4. The flexurally resistant polyester resin according to claim 1, characterized in that, The isophorone diisocyanate comprises 100 parts by mass and 2-[2-(2-aminoethoxy)ethoxy]acetic acid comprises 148-176 parts by mass.

5. The flexurally resistant polyester resin according to claim 1, characterized in that, The reaction temperature is 20-40℃, and the reaction time is 3-8h.

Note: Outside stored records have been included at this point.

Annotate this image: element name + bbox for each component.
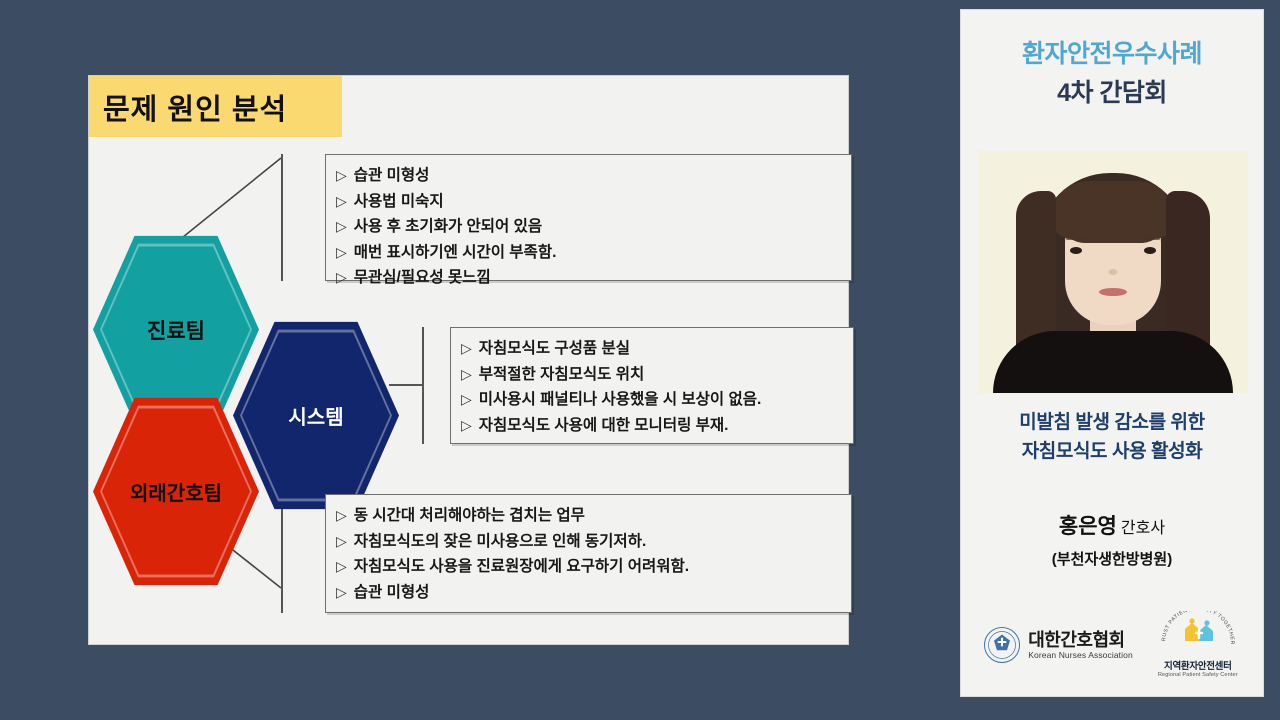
cause-list: ▷습관 미형성 ▷사용법 미숙지 ▷사용 후 초기화가 안되어 있음 ▷매번 표… (336, 163, 841, 291)
panel-title: 환자안전우수사례 4차 간담회 (961, 10, 1263, 109)
panel-title-line1: 환자안전우수사례 (961, 34, 1263, 70)
hexagon-label-system: 시스템 (288, 401, 343, 430)
list-item-text: 자침모식도 사용에 대한 모니터링 부재. (479, 414, 729, 439)
cause-list: ▷자침모식도 구성품 분실 ▷부적절한 자침모식도 위치 ▷미사용시 패널티나 … (461, 336, 843, 438)
kna-name-ko: 대한간호협회 (1028, 630, 1133, 650)
bullet-marker-icon: ▷ (336, 554, 347, 579)
connector-vline-middle (422, 327, 424, 444)
list-item: ▷습관 미형성 (336, 163, 841, 189)
photo-eye-left (1070, 247, 1082, 254)
cause-list: ▷동 시간대 처리해야하는 겹치는 업무 ▷자침모식도의 잦은 미사용으로 인해… (336, 503, 841, 605)
presentation-slide: 문제 원인 분석 진료팀 외래간호팀 시스템 (88, 75, 849, 645)
list-item-text: 사용법 미숙지 (354, 190, 444, 215)
photo-eye-right (1144, 247, 1156, 254)
list-item: ▷부적절한 자침모식도 위치 (461, 362, 843, 388)
list-item: ▷자침모식도 사용을 진료원장에게 요구하기 어려워함. (336, 554, 841, 580)
slide-title-banner: 문제 원인 분석 (89, 76, 342, 137)
hexagon-label-jinryo: 진료팀 (147, 315, 205, 345)
rpsc-name-ko: 지역환자안전센터 (1155, 658, 1241, 672)
presenter-photo (978, 151, 1248, 393)
list-item-text: 습관 미형성 (354, 164, 430, 189)
presentation-subtitle: 미발침 발생 감소를 위한 자침모식도 사용 활성화 (961, 408, 1263, 466)
list-item: ▷동 시간대 처리해야하는 겹치는 업무 (336, 503, 841, 529)
kna-logo: 대한간호협회 Korean Nurses Association (983, 626, 1133, 664)
list-item: ▷무관심/필요성 못느낌 (336, 265, 841, 291)
rpsc-logo: TRUST PATIENT SAFETY TOGETHER 지역환자안전센터 R… (1155, 611, 1241, 678)
slide-title: 문제 원인 분석 (89, 86, 287, 128)
bullet-marker-icon: ▷ (336, 240, 347, 265)
connector-hline-middle (389, 384, 423, 386)
photo-eyebrow-right (1140, 237, 1160, 240)
bullet-marker-icon: ▷ (336, 580, 347, 605)
bullet-marker-icon: ▷ (336, 529, 347, 554)
list-item: ▷자침모식도의 잦은 미사용으로 인해 동기저하. (336, 529, 841, 555)
presenter-credit: 홍은영간호사 (부천자생한방병원) (961, 510, 1263, 569)
photo-mouth (1099, 288, 1127, 296)
list-item-text: 매번 표시하기엔 시간이 부족함. (354, 241, 557, 266)
list-item: ▷사용 후 초기화가 안되어 있음 (336, 214, 841, 240)
list-item: ▷사용법 미숙지 (336, 189, 841, 215)
cause-box-jinryo: ▷습관 미형성 ▷사용법 미숙지 ▷사용 후 초기화가 안되어 있음 ▷매번 표… (325, 154, 852, 281)
connector-vline-bottom (281, 494, 283, 613)
kna-logo-text: 대한간호협회 Korean Nurses Association (1028, 630, 1133, 660)
list-item-text: 동 시간대 처리해야하는 겹치는 업무 (354, 504, 585, 529)
logo-row: 대한간호협회 Korean Nurses Association TRUST P… (961, 611, 1263, 678)
connector-vline-top (281, 154, 283, 281)
bullet-marker-icon: ▷ (336, 163, 347, 188)
panel-title-line2: 4차 간담회 (961, 73, 1263, 109)
photo-eyebrow-left (1066, 237, 1086, 240)
list-item-text: 사용 후 초기화가 안되어 있음 (354, 215, 542, 240)
kna-name-en: Korean Nurses Association (1028, 650, 1133, 660)
rpsc-emblem-icon: TRUST PATIENT SAFETY TOGETHER (1155, 611, 1241, 653)
list-item: ▷자침모식도 구성품 분실 (461, 336, 843, 362)
list-item-text: 무관심/필요성 못느낌 (354, 266, 491, 291)
kna-seal-icon (983, 626, 1021, 664)
list-item-text: 미사용시 패널티나 사용했을 시 보상이 없음. (479, 388, 762, 413)
bullet-marker-icon: ▷ (336, 214, 347, 239)
bullet-marker-icon: ▷ (336, 265, 347, 290)
bullet-marker-icon: ▷ (461, 413, 472, 438)
bullet-marker-icon: ▷ (336, 503, 347, 528)
bullet-marker-icon: ▷ (461, 336, 472, 361)
presenter-organization: (부천자생한방병원) (961, 548, 1263, 569)
list-item: ▷자침모식도 사용에 대한 모니터링 부재. (461, 413, 843, 439)
presenter-role: 간호사 (1121, 520, 1165, 537)
photo-nose (1109, 269, 1118, 275)
presenter-info-panel: 환자안전우수사례 4차 간담회 미발침 발생 감소를 위한 자침모식도 사용 활… (960, 9, 1264, 697)
list-item: ▷습관 미형성 (336, 580, 841, 606)
cause-box-oerae: ▷동 시간대 처리해야하는 겹치는 업무 ▷자침모식도의 잦은 미사용으로 인해… (325, 494, 852, 613)
presenter-name-row: 홍은영간호사 (961, 510, 1263, 540)
list-item-text: 자침모식도 구성품 분실 (479, 337, 630, 362)
screenshot-root: 문제 원인 분석 진료팀 외래간호팀 시스템 (0, 0, 1280, 720)
presenter-name: 홍은영 (1059, 515, 1117, 538)
hexagon-label-oerae: 외래간호팀 (130, 477, 222, 506)
bullet-marker-icon: ▷ (461, 387, 472, 412)
cause-box-system: ▷자침모식도 구성품 분실 ▷부적절한 자침모식도 위치 ▷미사용시 패널티나 … (450, 327, 854, 444)
list-item-text: 자침모식도의 잦은 미사용으로 인해 동기저하. (354, 530, 646, 555)
list-item: ▷매번 표시하기엔 시간이 부족함. (336, 240, 841, 266)
list-item-text: 습관 미형성 (354, 581, 430, 606)
photo-shoulders (993, 331, 1233, 393)
rpsc-name-en: Regional Patient Safety Center (1155, 672, 1241, 678)
subtitle-line2: 자침모식도 사용 활성화 (961, 437, 1263, 466)
subtitle-line1: 미발침 발생 감소를 위한 (961, 408, 1263, 437)
bullet-marker-icon: ▷ (461, 362, 472, 387)
bullet-marker-icon: ▷ (336, 189, 347, 214)
list-item-text: 부적절한 자침모식도 위치 (479, 363, 644, 388)
photo-bangs (1051, 181, 1175, 239)
list-item-text: 자침모식도 사용을 진료원장에게 요구하기 어려워함. (354, 555, 689, 580)
list-item: ▷미사용시 패널티나 사용했을 시 보상이 없음. (461, 387, 843, 413)
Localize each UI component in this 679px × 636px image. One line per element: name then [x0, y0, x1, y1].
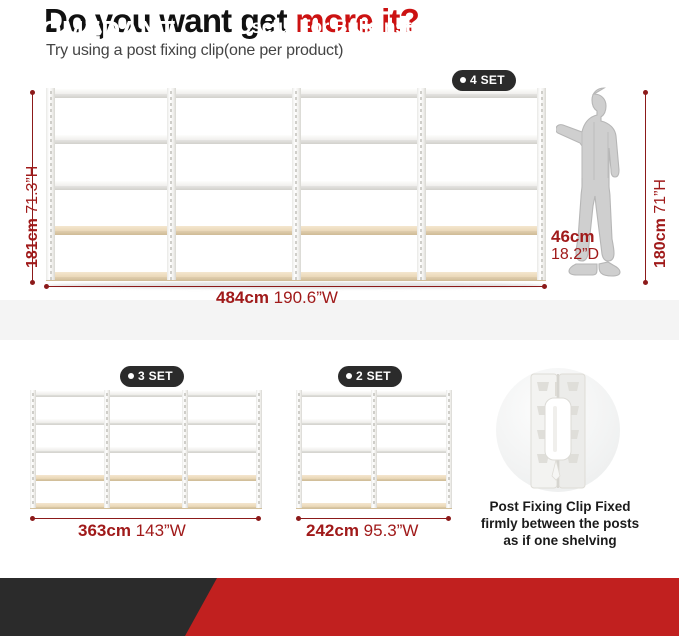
shelf-board	[107, 474, 184, 481]
post-perforation	[32, 393, 34, 396]
post-perforation	[420, 151, 422, 154]
post-perforation	[50, 133, 52, 136]
post-perforation	[50, 163, 52, 166]
post-perforation	[373, 483, 375, 486]
shelf-board	[171, 180, 296, 190]
post-perforation	[420, 253, 422, 256]
post-perforation	[170, 175, 172, 178]
post-perforation	[50, 205, 52, 208]
shelf-front-edge	[374, 507, 452, 509]
footer-red-panel	[0, 578, 679, 636]
post-perforation	[106, 477, 108, 480]
post-perforation	[50, 187, 52, 190]
person-height-dimension-label: 180cm 71”H	[652, 179, 670, 268]
post-perforation	[448, 405, 450, 408]
shelf-board	[296, 180, 421, 190]
post-perforation	[295, 235, 297, 238]
post-perforation	[541, 169, 543, 172]
post-perforation	[298, 477, 300, 480]
post-perforation	[50, 109, 52, 112]
shelf-board	[46, 134, 171, 144]
post-perforation	[541, 223, 543, 226]
post-perforation	[170, 127, 172, 130]
post-perforation	[184, 447, 186, 450]
set2-width-dimension-line	[298, 518, 450, 519]
post-perforation	[448, 489, 450, 492]
shelf-front-edge	[185, 451, 262, 453]
shelf-front-edge	[46, 277, 171, 281]
post-perforation	[295, 139, 297, 142]
post-perforation	[420, 229, 422, 232]
shelf-post	[371, 390, 377, 508]
post-perforation	[50, 235, 52, 238]
post-perforation	[50, 229, 52, 232]
shelf-board	[30, 446, 107, 453]
post-perforation	[106, 495, 108, 498]
post-perforation	[106, 501, 108, 504]
post-perforation	[32, 417, 34, 420]
post-perforation	[50, 181, 52, 184]
shelf-front-edge	[107, 423, 184, 425]
badge-4set: 4 SET	[452, 70, 516, 91]
post-perforation	[420, 169, 422, 172]
footer-bar	[0, 578, 679, 636]
post-perforation	[295, 133, 297, 136]
shelf-board	[374, 502, 452, 509]
post-perforation	[258, 411, 260, 414]
set3-width-dim-dot-left	[30, 516, 35, 521]
post-perforation	[170, 157, 172, 160]
shelf-post	[167, 88, 176, 280]
post-perforation	[420, 175, 422, 178]
shelf-front-edge	[421, 231, 546, 235]
post-perforation	[541, 91, 543, 94]
post-perforation	[298, 393, 300, 396]
set2-width-dimension-label: 242cm 95.3”W	[306, 521, 418, 541]
post-perforation	[541, 97, 543, 100]
post-perforation	[420, 109, 422, 112]
post-perforation	[295, 199, 297, 202]
post-perforation	[295, 247, 297, 250]
shelf-front-edge	[30, 423, 107, 425]
post-perforation	[541, 235, 543, 238]
post-perforation	[184, 459, 186, 462]
shelf-board	[107, 446, 184, 453]
post-perforation	[170, 181, 172, 184]
shelf-front-edge	[107, 395, 184, 397]
post-perforation	[50, 265, 52, 268]
shelf-board	[107, 502, 184, 509]
post-perforation	[184, 423, 186, 426]
post-perforation	[541, 145, 543, 148]
post-perforation	[298, 447, 300, 450]
post-perforation	[50, 91, 52, 94]
post-perforation	[50, 97, 52, 100]
hero-height-dim-dot-top	[30, 90, 35, 95]
shelf-board	[421, 225, 546, 235]
post-perforation	[448, 447, 450, 450]
post-perforation	[420, 241, 422, 244]
post-perforation	[170, 235, 172, 238]
post-perforation	[170, 115, 172, 118]
shelf-front-edge	[30, 395, 107, 397]
post-perforation	[295, 91, 297, 94]
post-perforation	[541, 139, 543, 142]
shelf-board	[30, 474, 107, 481]
post-perforation	[258, 435, 260, 438]
post-perforation	[420, 91, 422, 94]
post-perforation	[295, 187, 297, 190]
shelf-board	[171, 225, 296, 235]
post-perforation	[373, 441, 375, 444]
post-perforation	[373, 405, 375, 408]
post-perforation	[32, 435, 34, 438]
post-perforation	[373, 423, 375, 426]
post-perforation	[170, 109, 172, 112]
post-perforation	[258, 495, 260, 498]
post-perforation	[184, 489, 186, 492]
post-perforation	[541, 217, 543, 220]
post-perforation	[170, 97, 172, 100]
brand-logo: HOMΞDΔNT	[22, 15, 176, 46]
infographic-page: Do you want get more it? Try using a pos…	[0, 0, 679, 636]
shelf-front-edge	[296, 451, 374, 453]
post-perforation	[32, 447, 34, 450]
post-perforation	[258, 483, 260, 486]
set2-width-inch: 95.3”W	[364, 521, 419, 540]
shelf-front-edge	[30, 507, 107, 509]
set2-width-dim-dot-left	[296, 516, 301, 521]
hero-width-dimension-label: 484cm 190.6”W	[216, 288, 338, 308]
post-perforation	[420, 205, 422, 208]
shelf-front-edge	[185, 507, 262, 509]
post-perforation	[420, 193, 422, 196]
post-perforation	[295, 211, 297, 214]
shelf-front-edge	[421, 277, 546, 281]
post-perforation	[106, 453, 108, 456]
shelf-post	[446, 390, 452, 508]
post-perforation	[295, 277, 297, 280]
post-perforation	[258, 489, 260, 492]
set3-width-inch: 143”W	[136, 521, 186, 540]
post-perforation	[298, 423, 300, 426]
post-perforation	[170, 187, 172, 190]
post-perforation	[298, 435, 300, 438]
clip-caption-line-3: as if one shelving	[470, 532, 650, 549]
post-perforation	[420, 259, 422, 262]
post-perforation	[50, 169, 52, 172]
hero-height-dim-dot-bottom	[30, 280, 35, 285]
shelf-front-edge	[185, 395, 262, 397]
post-perforation	[184, 453, 186, 456]
post-perforation	[373, 435, 375, 438]
post-perforation	[373, 465, 375, 468]
post-perforation	[32, 423, 34, 426]
post-perforation	[420, 163, 422, 166]
post-perforation	[541, 271, 543, 274]
badge-4set-label: 4 SET	[470, 73, 505, 87]
post-perforation	[298, 465, 300, 468]
post-perforation	[295, 259, 297, 262]
post-perforation	[32, 453, 34, 456]
post-perforation	[420, 277, 422, 280]
post-perforation	[448, 471, 450, 474]
post-perforation	[170, 217, 172, 220]
post-perforation	[184, 393, 186, 396]
post-perforation	[420, 115, 422, 118]
post-perforation	[50, 241, 52, 244]
shelf-post	[30, 390, 36, 508]
badge-dot-icon	[460, 77, 466, 83]
shelf-board	[171, 271, 296, 281]
shelf-board	[185, 418, 262, 425]
post-perforation	[298, 399, 300, 402]
shelf-board	[374, 418, 452, 425]
shelf-board	[296, 134, 421, 144]
shelf-front-edge	[30, 479, 107, 481]
shelf-board	[421, 180, 546, 190]
post-perforation	[541, 151, 543, 154]
post-perforation	[373, 471, 375, 474]
post-perforation	[448, 393, 450, 396]
shelving-unit-4set	[46, 88, 546, 280]
post-perforation	[448, 465, 450, 468]
post-perforation	[184, 435, 186, 438]
post-perforation	[170, 145, 172, 148]
post-perforation	[448, 441, 450, 444]
post-perforation	[50, 151, 52, 154]
set3-width-dimension-label: 363cm 143”W	[78, 521, 186, 541]
shelf-front-edge	[296, 94, 421, 98]
post-perforation	[373, 459, 375, 462]
post-perforation	[50, 145, 52, 148]
post-perforation	[420, 103, 422, 106]
shelf-front-edge	[296, 395, 374, 397]
post-perforation	[184, 501, 186, 504]
shelf-board	[107, 390, 184, 397]
post-perforation	[373, 429, 375, 432]
hero-height-dimension-label: 181cm 71.3”H	[24, 166, 42, 268]
shelf-front-edge	[46, 186, 171, 190]
post-perforation	[420, 187, 422, 190]
footer-tagline: Useful For Bulk Installation & Industria…	[238, 17, 581, 39]
shelf-front-edge	[171, 277, 296, 281]
shelf-front-edge	[296, 507, 374, 509]
post-perforation	[170, 277, 172, 280]
post-perforation	[541, 241, 543, 244]
post-perforation	[106, 429, 108, 432]
post-perforation	[32, 465, 34, 468]
post-perforation	[373, 477, 375, 480]
hero-width-cm: 484cm	[216, 288, 269, 307]
shelf-board	[30, 418, 107, 425]
post-perforation	[298, 483, 300, 486]
post-perforation	[50, 193, 52, 196]
shelf-board	[296, 418, 374, 425]
post-perforation	[420, 199, 422, 202]
shelf-board	[374, 390, 452, 397]
shelf-front-edge	[421, 94, 546, 98]
post-perforation	[184, 429, 186, 432]
post-perforation	[32, 429, 34, 432]
post-perforation	[170, 271, 172, 274]
person-height-dim-dot-bottom	[643, 280, 648, 285]
hero-width-inch: 190.6”W	[274, 288, 338, 307]
post-fixing-clip-caption: Post Fixing Clip Fixed firmly between th…	[470, 498, 650, 549]
post-perforation	[184, 471, 186, 474]
post-perforation	[184, 465, 186, 468]
post-perforation	[106, 417, 108, 420]
post-perforation	[170, 223, 172, 226]
post-perforation	[32, 459, 34, 462]
post-perforation	[298, 417, 300, 420]
badge-2set-label: 2 SET	[356, 369, 391, 383]
shelving-unit-2set	[296, 390, 452, 508]
hero-height-cm: 181cm	[24, 218, 41, 268]
post-perforation	[32, 411, 34, 414]
hero-width-dim-dot-left	[44, 284, 49, 289]
post-perforation	[448, 399, 450, 402]
post-perforation	[295, 181, 297, 184]
post-perforation	[32, 489, 34, 492]
post-perforation	[50, 277, 52, 280]
post-perforation	[298, 459, 300, 462]
post-perforation	[258, 399, 260, 402]
post-perforation	[106, 399, 108, 402]
post-perforation	[50, 211, 52, 214]
post-perforation	[420, 247, 422, 250]
post-perforation	[170, 205, 172, 208]
shelf-front-edge	[46, 140, 171, 144]
post-perforation	[373, 501, 375, 504]
post-perforation	[170, 211, 172, 214]
post-perforation	[295, 115, 297, 118]
post-perforation	[295, 253, 297, 256]
post-perforation	[170, 199, 172, 202]
post-perforation	[373, 393, 375, 396]
shelf-board	[185, 446, 262, 453]
post-perforation	[170, 253, 172, 256]
post-perforation	[448, 429, 450, 432]
shelf-board	[46, 88, 171, 98]
post-perforation	[298, 405, 300, 408]
post-perforation	[258, 429, 260, 432]
post-perforation	[373, 489, 375, 492]
post-perforation	[106, 483, 108, 486]
post-perforation	[373, 447, 375, 450]
shelf-board	[374, 446, 452, 453]
post-perforation	[295, 193, 297, 196]
shelf-front-edge	[107, 451, 184, 453]
post-perforation	[184, 477, 186, 480]
post-perforation	[32, 501, 34, 504]
badge-dot-icon	[128, 373, 134, 379]
post-perforation	[295, 97, 297, 100]
post-perforation	[295, 265, 297, 268]
post-perforation	[184, 417, 186, 420]
post-perforation	[541, 277, 543, 280]
post-perforation	[448, 435, 450, 438]
shelf-board	[171, 88, 296, 98]
post-perforation	[373, 417, 375, 420]
post-perforation	[448, 411, 450, 414]
post-perforation	[295, 217, 297, 220]
post-perforation	[32, 405, 34, 408]
post-perforation	[448, 477, 450, 480]
logo-part-a-glyph: Δ	[121, 15, 140, 46]
post-perforation	[170, 229, 172, 232]
badge-3set-label: 3 SET	[138, 369, 173, 383]
post-perforation	[298, 411, 300, 414]
set2-width-dim-dot-right	[446, 516, 451, 521]
post-perforation	[50, 271, 52, 274]
post-perforation	[170, 259, 172, 262]
post-perforation	[258, 477, 260, 480]
post-perforation	[541, 133, 543, 136]
post-perforation	[184, 411, 186, 414]
shelf-front-edge	[107, 507, 184, 509]
post-perforation	[420, 145, 422, 148]
post-perforation	[184, 495, 186, 498]
shelf-front-edge	[296, 140, 421, 144]
post-perforation	[420, 181, 422, 184]
shelf-post	[292, 88, 301, 280]
shelf-board	[171, 134, 296, 144]
shelf-board	[296, 502, 374, 509]
post-perforation	[295, 163, 297, 166]
shelf-front-edge	[296, 231, 421, 235]
post-perforation	[295, 169, 297, 172]
shelf-board	[296, 88, 421, 98]
post-perforation	[420, 217, 422, 220]
clip-caption-line-1: Post Fixing Clip Fixed	[470, 498, 650, 515]
shelf-front-edge	[171, 94, 296, 98]
post-perforation	[295, 157, 297, 160]
logo-part-5: NT	[140, 15, 176, 46]
post-perforation	[32, 441, 34, 444]
shelf-board	[30, 390, 107, 397]
post-perforation	[420, 121, 422, 124]
post-perforation	[295, 241, 297, 244]
shelf-board	[421, 134, 546, 144]
post-perforation	[541, 175, 543, 178]
post-perforation	[170, 139, 172, 142]
post-perforation	[448, 459, 450, 462]
shelf-post	[256, 390, 262, 508]
shelf-front-edge	[171, 231, 296, 235]
post-perforation	[541, 163, 543, 166]
post-perforation	[50, 139, 52, 142]
post-perforation	[32, 495, 34, 498]
post-perforation	[50, 259, 52, 262]
post-perforation	[170, 241, 172, 244]
post-perforation	[258, 471, 260, 474]
post-perforation	[50, 247, 52, 250]
post-perforation	[258, 393, 260, 396]
shelving-unit-3set	[30, 390, 262, 508]
post-perforation	[170, 91, 172, 94]
post-perforation	[541, 265, 543, 268]
hero-width-dimension-line	[46, 286, 546, 287]
shelf-front-edge	[374, 479, 452, 481]
shelf-post	[417, 88, 426, 280]
shelf-front-edge	[30, 451, 107, 453]
clip-caption-line-2: firmly between the posts	[470, 515, 650, 532]
post-perforation	[420, 127, 422, 130]
shelf-front-edge	[296, 423, 374, 425]
post-perforation	[420, 271, 422, 274]
post-perforation	[184, 399, 186, 402]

6. A method for preparing the flexurally resistant polyester resin according to any one of claims 1-5, characterized in that, The preparation method is as follows: nitrogen gas is introduced into the reaction vessel, polyol, polyacid, and catalyst are added, and the mixture is heated to 160-180℃ and stirred until water is produced. Then the temperature is raised to 240-250℃ and the reaction continues, and the generated water is discharged. The temperature is lowered to 230-240℃, polyacid is added, and the reaction continues until the acidity is 38-45 mg KOH / g. The reaction vessel is evacuated, and the reaction continues until the acidity is 26-34 mg KOH / g. An antioxidant is added, and the mixture is cooled to obtain a flexurally resistant polyester resin.

7. The application of a flexurally resistant polyester resin obtained by the preparation method as described in claim 6 in powder coatings.